Most notably, our case highlighted another aspect of this new antiVEGF drug: the superiority of Faricimab compared to combination therapy of antiVEGF and PDT in PCV. A loading dose of Faricimab achieved better results in BCVA improvement and SRF resultion when compared to Brolucimab/PDT combined treatment in PCV.

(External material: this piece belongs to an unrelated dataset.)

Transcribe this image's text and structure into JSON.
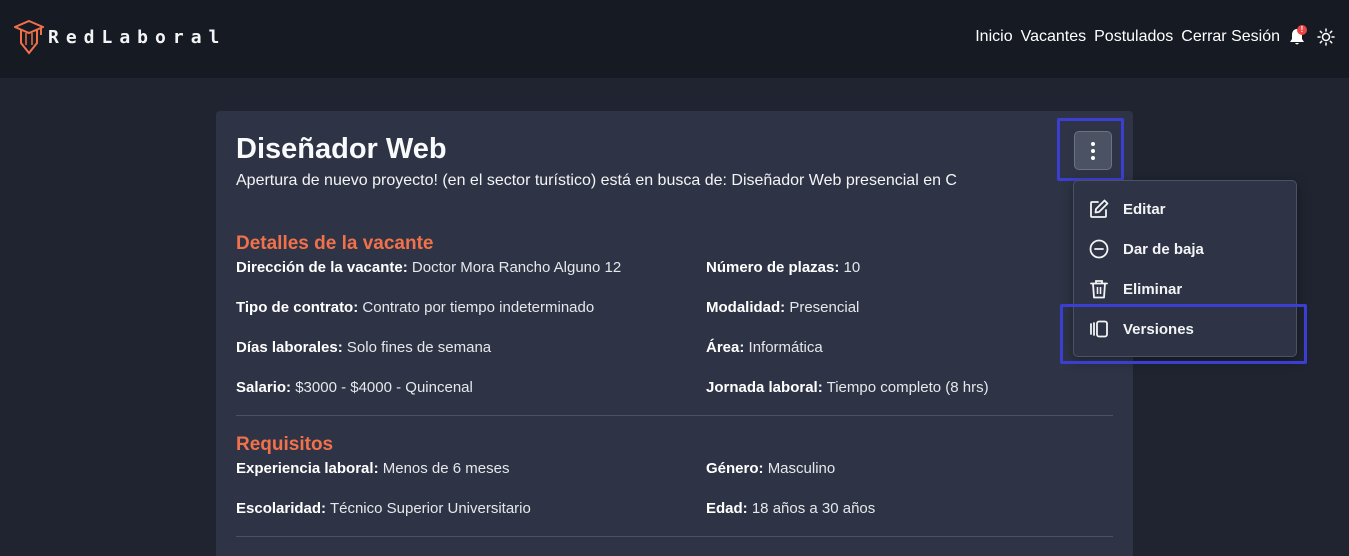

The increased levels of ANG-2 observed in pachychoroid-related disorders, combined with the efficacy of Faricimab in treating serous PED, suggest that baseline factors such as initial choroidal thickness and PED type may help predict a better response to Faricimab compared to other anti-VEGF agents. These factors could serve as biomarkers for identifying patients who are more likely to benefit from Faricimab, particularly in cases of refractory PCV. This aspect could assist clinicians in making more appropriate decisions when determining whether to switch treatments.
Conclusions
Faricimab has shown to be an optimal alternative treatment in PCV cases refractory to other types of treatments. Determining the optimal timing for switching to Faricimab in refractory PCV cases is crucial, particularly given the potential for a superior response following the failure of other treatments, including combination therapy, as demonstrated in this case. The conclusive efficacy, durability, and safety for the use of Faricimab in treatment of PCV will be analyzed further in the SALWEEN study, which is currently enrolling.
Footnotes
Declaration of conflicting interests
The authors declared no potential conflicts of interest with respect to the research, authorship, and/or publication of this article.
Funding
The authors received no financial support for the research, authorship, and/or publication of this article.